We recently observed a series of national prospecting blitz afternoons for a mid- sized B2B technology company to which an 80% participation rate was met by the sales team in week one. When we asked where the other people were we were told they had customer meetings that conflicted with the weekly blitz and that the company motto was the customer always comes first. In week 2 the attendance rate fell to 65%.
Digging in deeper we found that several of these missing people had also booked customer appointments during the previous weeks set prospecting blitz time. In addition it also seemed another 15% of the sales team had realized that the customer comes first. Unfortunately the blitz never made it into week 3 and was cancelled due to many conflicts.

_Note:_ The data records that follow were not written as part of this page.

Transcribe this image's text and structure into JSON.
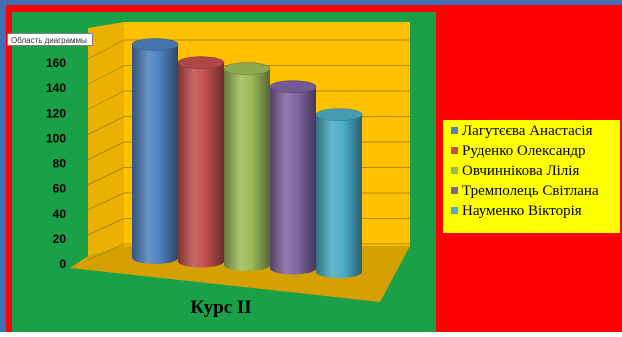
{
  "chart_area_tooltip": "Область диаграммы",
  "colors": {
    "background": "#ff0000",
    "plot_panel": "#1aa046",
    "walls": "#ffc000",
    "floor": "#d4a000",
    "legend_bg": "#ffff00",
    "window_frame": "#3f6fb5"
  },
  "chart_data": {
    "type": "bar",
    "style": "3d-cylinder",
    "title": "Курс II",
    "xlabel": "",
    "ylabel": "",
    "ylim": [
      0,
      180
    ],
    "yticks": [
      0,
      20,
      40,
      60,
      80,
      100,
      120,
      140,
      160
    ],
    "grid": true,
    "legend_position": "right",
    "series": [
      {
        "name": "Лагутєєва Анастасія",
        "value": 175,
        "color": "#4f81bd"
      },
      {
        "name": "Руденко Олександр",
        "value": 163,
        "color": "#c0504d"
      },
      {
        "name": "Овчиннікова Лілія",
        "value": 161,
        "color": "#9bbb59"
      },
      {
        "name": "Тремполець Світлана",
        "value": 149,
        "color": "#8064a2"
      },
      {
        "name": "Науменко Вікторія",
        "value": 129,
        "color": "#4bacc6"
      }
    ]
  }
}
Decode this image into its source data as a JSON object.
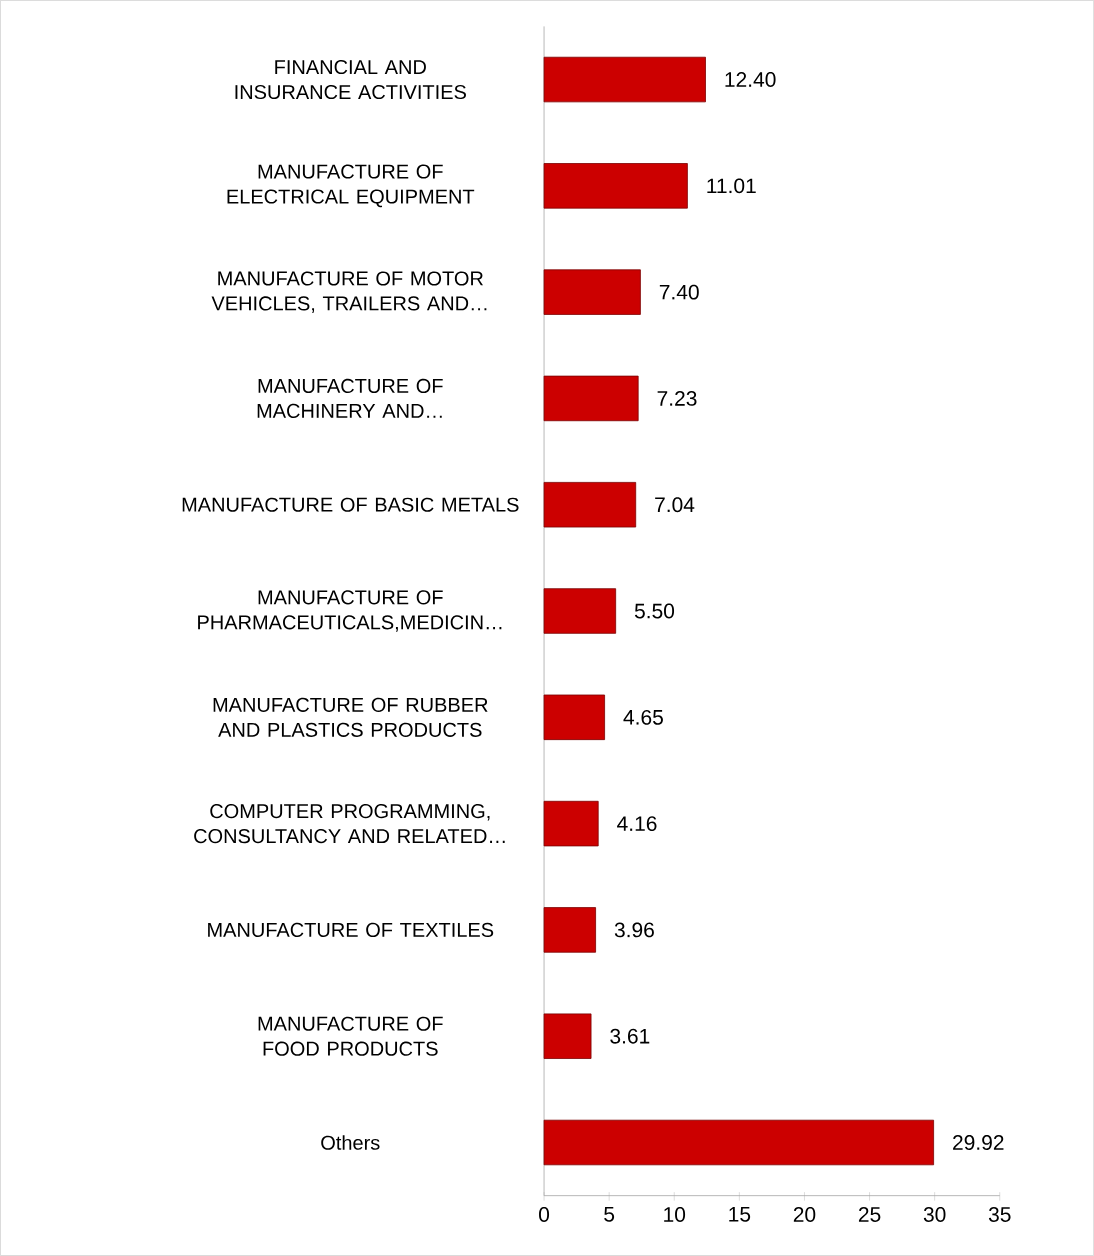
{
  "chart_data": {
    "type": "bar",
    "orientation": "horizontal",
    "categories": [
      "FINANCIAL AND INSURANCE ACTIVITIES",
      "MANUFACTURE OF ELECTRICAL EQUIPMENT",
      "MANUFACTURE OF MOTOR VEHICLES, TRAILERS AND…",
      "MANUFACTURE OF MACHINERY AND…",
      "MANUFACTURE OF BASIC METALS",
      "MANUFACTURE OF PHARMACEUTICALS,MEDICIN…",
      "MANUFACTURE OF RUBBER AND PLASTICS PRODUCTS",
      "COMPUTER PROGRAMMING, CONSULTANCY AND RELATED…",
      "MANUFACTURE OF TEXTILES",
      "MANUFACTURE OF FOOD PRODUCTS",
      "Others"
    ],
    "values": [
      12.4,
      11.01,
      7.4,
      7.23,
      7.04,
      5.5,
      4.65,
      4.16,
      3.96,
      3.61,
      29.92
    ],
    "value_labels": [
      "12.40",
      "11.01",
      "7.40",
      "7.23",
      "7.04",
      "5.50",
      "4.65",
      "4.16",
      "3.96",
      "3.61",
      "29.92"
    ],
    "color": "#cc0000",
    "xlim": [
      0,
      35
    ],
    "xticks": [
      0,
      5,
      10,
      15,
      20,
      25,
      30,
      35
    ],
    "grid": false
  }
}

In order to become a peak performance culture, we would recommend making prospecting the top priority of your sales reps, sales management and in some cases your entire company. Depending on your type and line of business, this includes finding the correct balance between the quantity of prospecting phone calls to complement all other lead generation activities.
Not worried about prospect calls?
In May of this year I was making morning prospect calls for our Effective First Calls prospecting program (I do this 4 times a week) and when I spoke to one particular VP of sales he told us that cold calling was not something he worried about. Specifically his response to my request to meet and help was “I am the VP and my managers and other people took care of that kind of stuff”. Taking another stab to qualify and engage this contact I asked him if he owned the sales revenue number for the company and he responded. “Of course I do – I am the VP of Sales” and hung up.
I noticed in September (4 months later) that he had been let go by the company and they had posted for a new VP of Sales. Need I say more on this point?